佳子内親王はどこへ行く? 「アイドル化」と「バッシング」の間を揺れ動く報道から見えてくるもの
「権威」「人間」「消費」というカテゴリー
このたび私は、『皇室とメディア:「権威」と「消費」をめぐる一五〇年史』(新潮選書)を上梓した。そこでは、「権威」「人間」「消費」という3つのカテゴリーで揺れ動く近現代の天皇制の歴史的過程を明らかにした。 天皇や皇室を「権威」として扱い、私たちとは遠い存在として見る価値観。私たちと同じ「人間」として、親近感を持ち、身近な存在として支持する志向。
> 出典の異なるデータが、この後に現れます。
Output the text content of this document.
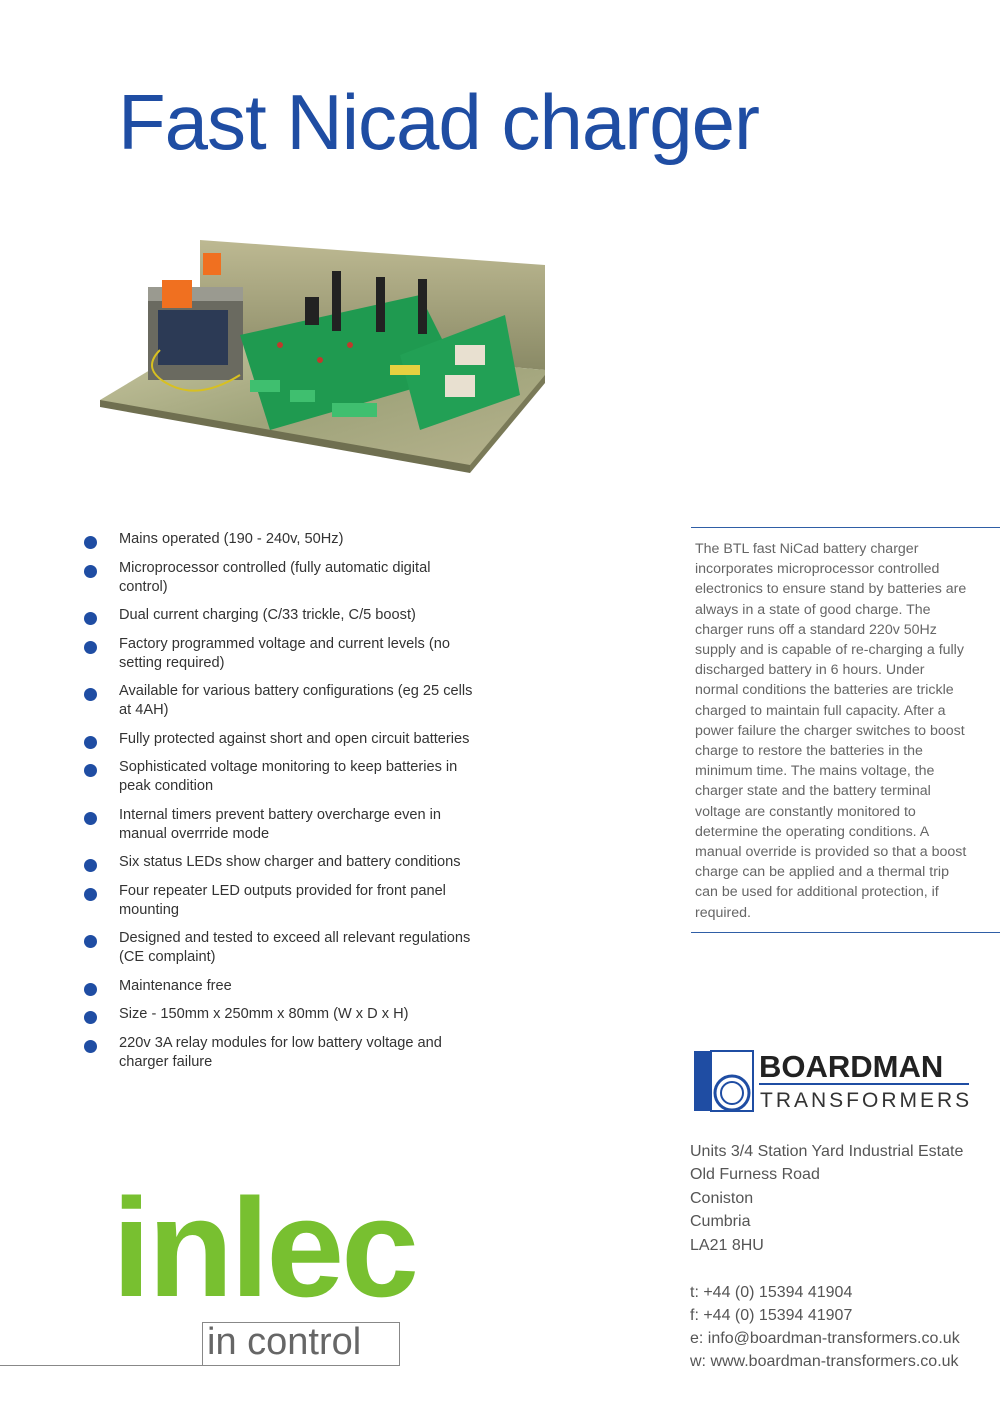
Fast Nicad charger
Mains operated (190 - 240v, 50Hz)
Microprocessor controlled (fully automatic digital control)
Dual current charging (C/33 trickle, C/5 boost)
Factory programmed voltage and current levels (no setting required)
Available for various battery configurations (eg 25 cells at 4AH)
Fully protected against short and open circuit batteries
Sophisticated voltage monitoring to keep batteries in peak condition
Internal timers prevent battery overcharge even in manual overrride mode
Six status LEDs show charger and battery conditions
Four repeater LED outputs provided for front panel mounting
Designed and tested to exceed all relevant regulations (CE complaint)
Maintenance free
Size - 150mm x 250mm x 80mm (W x D x H)
220v 3A relay modules for low battery voltage and charger failure

The BTL fast NiCad battery charger incorporates microprocessor controlled electronics to ensure stand by batteries are always in a state of good charge. The charger runs off a standard 220v 50Hz supply and is capable of re-charging a fully discharged battery in 6 hours. Under normal conditions the batteries are trickle charged to maintain full capacity. After a power failure the charger switches to boost charge to restore the batteries in the minimum time. The mains voltage, the charger state and the battery terminal voltage are constantly monitored to determine the operating conditions. A manual override is provided so that a boost charge can be applied and a thermal trip can be used for additional protection, if required.

BOARDMAN
TRANSFORMERS
Units 3/4 Station Yard Industrial Estate
Old Furness Road
Coniston
Cumbria
LA21 8HU
t: +44 (0) 15394 41904
f: +44 (0) 15394 41907
e: info@boardman-transformers.co.uk
w: www.boardman-transformers.co.uk
inlec

in control
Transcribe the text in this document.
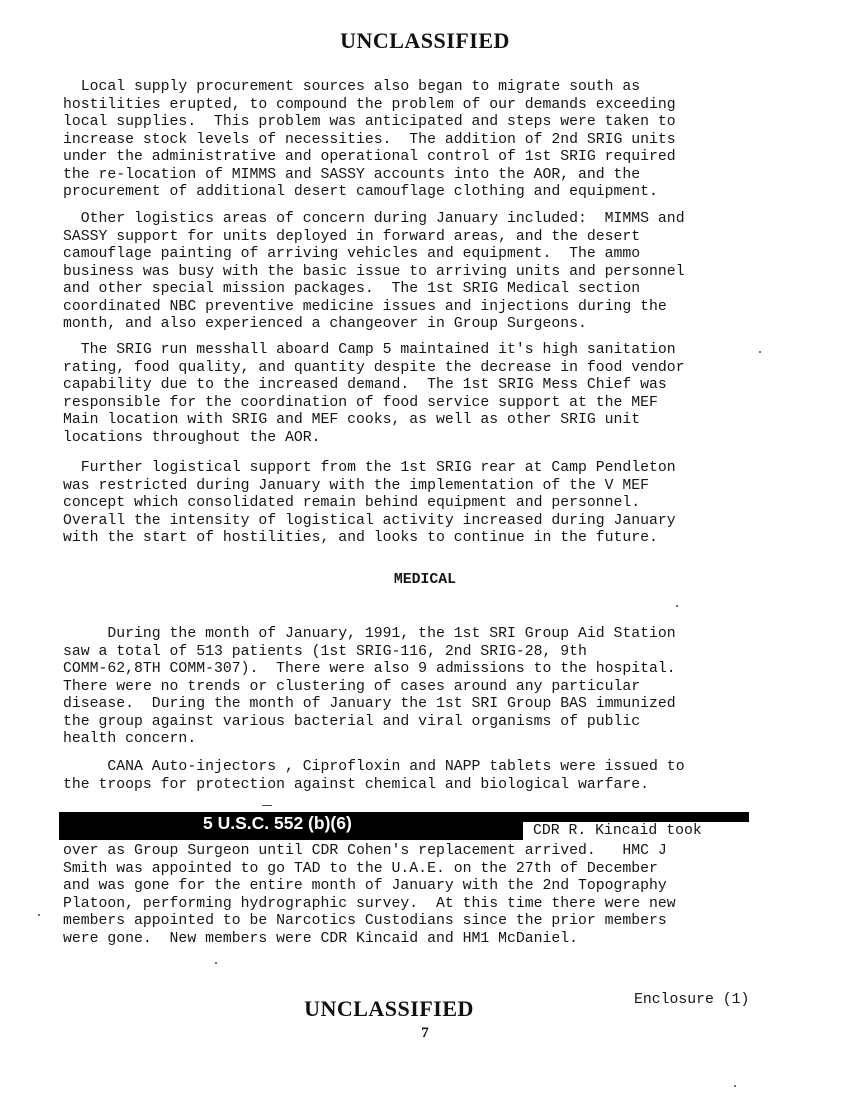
UNCLASSIFIED
Local supply procurement sources also began to migrate south as
hostilities erupted, to compound the problem of our demands exceeding
local supplies.  This problem was anticipated and steps were taken to
increase stock levels of necessities.  The addition of 2nd SRIG units
under the administrative and operational control of 1st SRIG required
the re-location of MIMMS and SASSY accounts into the AOR, and the
procurement of additional desert camouflage clothing and equipment.
Other logistics areas of concern during January included:  MIMMS and
SASSY support for units deployed in forward areas, and the desert
camouflage painting of arriving vehicles and equipment.  The ammo
business was busy with the basic issue to arriving units and personnel
and other special mission packages.  The 1st SRIG Medical section
coordinated NBC preventive medicine issues and injections during the
month, and also experienced a changeover in Group Surgeons.
The SRIG run messhall aboard Camp 5 maintained it's high sanitation
rating, food quality, and quantity despite the decrease in food vendor
capability due to the increased demand.  The 1st SRIG Mess Chief was
responsible for the coordination of food service support at the MEF
Main location with SRIG and MEF cooks, as well as other SRIG unit
locations throughout the AOR.
Further logistical support from the 1st SRIG rear at Camp Pendleton
was restricted during January with the implementation of the V MEF
concept which consolidated remain behind equipment and personnel.
Overall the intensity of logistical activity increased during January
with the start of hostilities, and looks to continue in the future.
MEDICAL
During the month of January, 1991, the 1st SRI Group Aid Station
saw a total of 513 patients (1st SRIG-116, 2nd SRIG-28, 9th
COMM-62,8TH COMM-307).  There were also 9 admissions to the hospital.
There were no trends or clustering of cases around any particular
disease.  During the month of January the 1st SRI Group BAS immunized
the group against various bacterial and viral organisms of public
health concern.
CANA Auto-injectors , Ciprofloxin and NAPP tablets were issued to
the troops for protection against chemical and biological warfare.
5 U.S.C. 552 (b)(6)	CDR R. Kincaid took
over as Group Surgeon until CDR Cohen's replacement arrived.   HMC J
Smith was appointed to go TAD to the U.A.E. on the 27th of December
and was gone for the entire month of January with the 2nd Topography
Platoon, performing hydrographic survey.  At this time there were new
members appointed to be Narcotics Custodians since the prior members
were gone.  New members were CDR Kincaid and HM1 McDaniel.
UNCLASSIFIED	Enclosure (1)
7
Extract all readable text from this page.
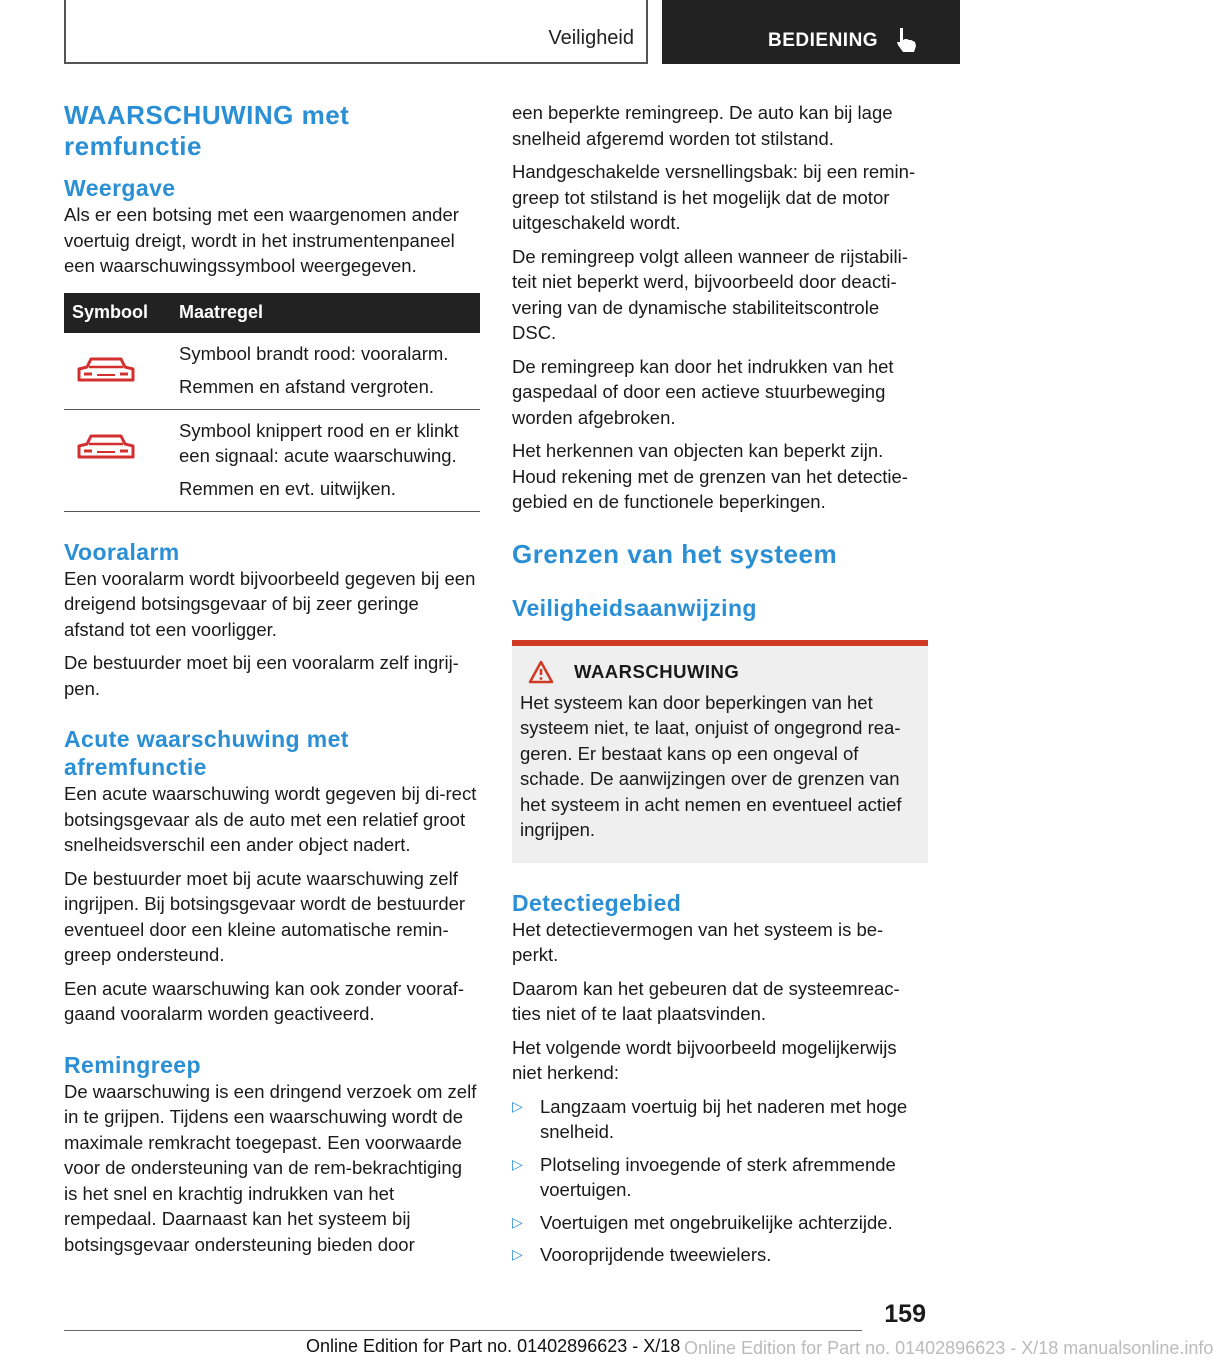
Veiligheid	BEDIENING
WAARSCHUWING met remfunctie
Weergave

Als er een botsing met een waargenomen ander voertuig dreigt, wordt in het instrumentenpaneel een waarschuwingssymbool weergegeven.

Symbool	Maatregel

Symbool brandt rood: vooralarm.
Remmen en afstand vergroten.

Symbool knippert rood en er klinkt een signaal: acute waarschuwing.
Remmen en evt. uitwijken.
Vooralarm

Een vooralarm wordt bijvoorbeeld gegeven bij een dreigend botsingsgevaar of bij zeer geringe afstand tot een voorligger.

De bestuurder moet bij een vooralarm zelf ingrij-pen.

Acute waarschuwing met afremfunctie

Een acute waarschuwing wordt gegeven bij di-rect botsingsgevaar als de auto met een relatief groot snelheidsverschil een ander object nadert.

De bestuurder moet bij acute waarschuwing zelf ingrijpen. Bij botsingsgevaar wordt de bestuurder eventueel door een kleine automatische remin-greep ondersteund.

Een acute waarschuwing kan ook zonder vooraf-gaand vooralarm worden geactiveerd.

Remingreep

De waarschuwing is een dringend verzoek om zelf in te grijpen. Tijdens een waarschuwing wordt de maximale remkracht toegepast. Een voorwaarde voor de ondersteuning van de rem-bekrachtiging is het snel en krachtig indrukken van het rempedaal. Daarnaast kan het systeem bij botsingsgevaar ondersteuning bieden door

een beperkte remingreep. De auto kan bij lage snelheid afgeremd worden tot stilstand.

Handgeschakelde versnellingsbak: bij een remin-greep tot stilstand is het mogelijk dat de motor uitgeschakeld wordt.

De remingreep volgt alleen wanneer de rijstabili-teit niet beperkt werd, bijvoorbeeld door deacti-vering van de dynamische stabiliteitscontrole DSC.

De remingreep kan door het indrukken van het gaspedaal of door een actieve stuurbeweging worden afgebroken.

Het herkennen van objecten kan beperkt zijn. Houd rekening met de grenzen van het detectie-gebied en de functionele beperkingen.

Grenzen van het systeem
Veiligheidsaanwijzing
WAARSCHUWING

Het systeem kan door beperkingen van het systeem niet, te laat, onjuist of ongegrond rea-geren. Er bestaat kans op een ongeval of schade. De aanwijzingen over de grenzen van het systeem in acht nemen en eventueel actief ingrijpen.

Detectiegebied

Het detectievermogen van het systeem is be-perkt.

Daarom kan het gebeuren dat de systeemreac-ties niet of te laat plaatsvinden.

Het volgende wordt bijvoorbeeld mogelijkerwijs niet herkend:

▷ Langzaam voertuig bij het naderen met hoge snelheid.
▷ Plotseling invoegende of sterk afremmende voertuigen.
▷ Voertuigen met ongebruikelijke achterzijde.
▷ Vooroprijdende tweewielers.
159
Online Edition for Part no. 01402896623 - X/18 manualsonline.info
Online Edition for Part no. 01402896623 - X/18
さらには、天皇や皇室を「消費」的に扱い、まるで芸能人を見るがごとくとらえる「空気」感。 近現代の日本のあゆみのなかで、それぞれの軸が絡み合いながら、時に「権威」が強くなったり、時に「人間」らしさが希求されたり、時に「消費」する風潮が高まったり――いずれかのみに振れることはなく、局面によってこの3つのカテゴリーの間で揺れ動いてきたのである。
消費される「皇室のネットアイドル」
平成の皇室、特に秋篠宮家の場合も、私たちとは違う「権威」でありながら、「人間」として人々のなかに降りてきている存在として見られたと思われる。そのことを象徴的する人物が、次世代の眞子内親王であり、その妹の佳子内親王であった。 姉妹への注目はその後も続く。佳子内親王は学習院初等科から学習院女子中等科、女子高等科へと進学し、学習院大学文学部教育学科へ入学後、アメリカのボストンに留学するが、そのたびにメディアに姿を見せた。人々にとって、その成長を常に見守り続ける存在でもあるのが皇族というものだろう。歌舞伎俳優などと同じように、幼少のころからその人となりが公開され、人々はメディアを通じてその存在に親しんでいく。 この時期、日本ではインターネットの発達も著しかった。姉の眞子内親王も2000年代、ネット上の匿名掲示板や画像掲示板などに、彼女をいわゆる「萌え」化したイラストが多数投稿され、「眞子さま萌え」という状態が生まれていた。「皇室のネットアイドル」として彼女の存在は「消費」されていたのである。しかしこの時期は、アップロードできるデータ量がまだ限られており、あくまで眞子内親王を模したイラストが掲げられるにすぎなかった。 ところが、佳子内親王が成年に向かう時期になると、ネット環境がさらに整備され、写真などの画像も容易にアップロードできるようになる。そうすると、佳子内親王を撮影した写真そのものがネット上に掲載されるようになった。たとえば、2013年4月に学習院大学の入学式に臨んだ際のメディアに向けての写真なども、新聞・雑誌やテレビだけではなく、ネット上にもアップロードされた。そうした写真がネットの中で人気を得ていくことになり、それまで皇室に興味の無かった層にも広がっていった。眞子内親王と同様に「皇室のネットアイドル」であった。 佳子内親王はその後、2014年8月に学習院大学を中途退学する。そして同じ10月にはAO入試で国際基督教大学(ICU)に合格、12月には20歳の誕生日を迎えて成年皇族となり、翌2015年4月に国際基督教大学教養学部へ入学する。こうしたあり方も、自身のやりたいことが尊重される新しい社会のあり方にふさわしいものとして、メディアでは積極的に報じられ、好意的に取りあげられた。